Je découvris que de miracle, il n’y en avait point : j’avais juste devant mes yeux un génie politique, quelqu’un dont je pouvais m’inspirer. Le second sentiment fut la joie. Joie de voir unepersonne de ma génération, un aîné d’à peine un an, s’asseoir sur le fauteuil présidentielle de la grande France, cette France altière, cette France symbole de démocratie et de libertés, cette France incarnation tangible de l’Etat de droit. En vérité, ta brillante élection fut pour moi et pour beaucoup de jeunes, à travers le monde et singulièrement en Afrique noire francophone, une source intarissable d’espoir.

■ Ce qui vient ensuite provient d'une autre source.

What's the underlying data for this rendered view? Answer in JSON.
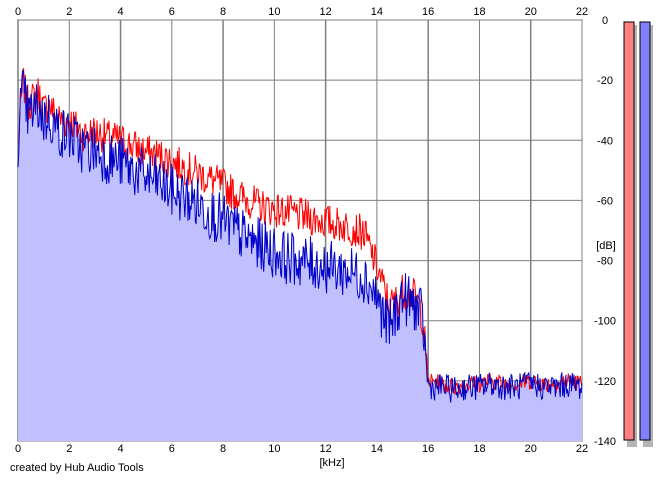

Cet espoir, qui jaillissait de mon rêve inouï de voir, un jour, mon pays, la Côte d’Ivoire, se hisser au diapason du modèle démocratique français, qui a permis que puisse s’exprimer ton génie pour ton foudroyant succès, était si immense que je ne voulus rien voir ni entendre des quolibets au sujet de ton épouse. Certes, chez nous, cela ne se fait pas : épouser une aînée est déjà mal en soit, à plus forte raison épouser une femme de la génération d’âge de sa propre mère. Mais, la France, ce n’est pas chez nous et la situation matrimoniale du président de la République française est le problème des Français et non le mien.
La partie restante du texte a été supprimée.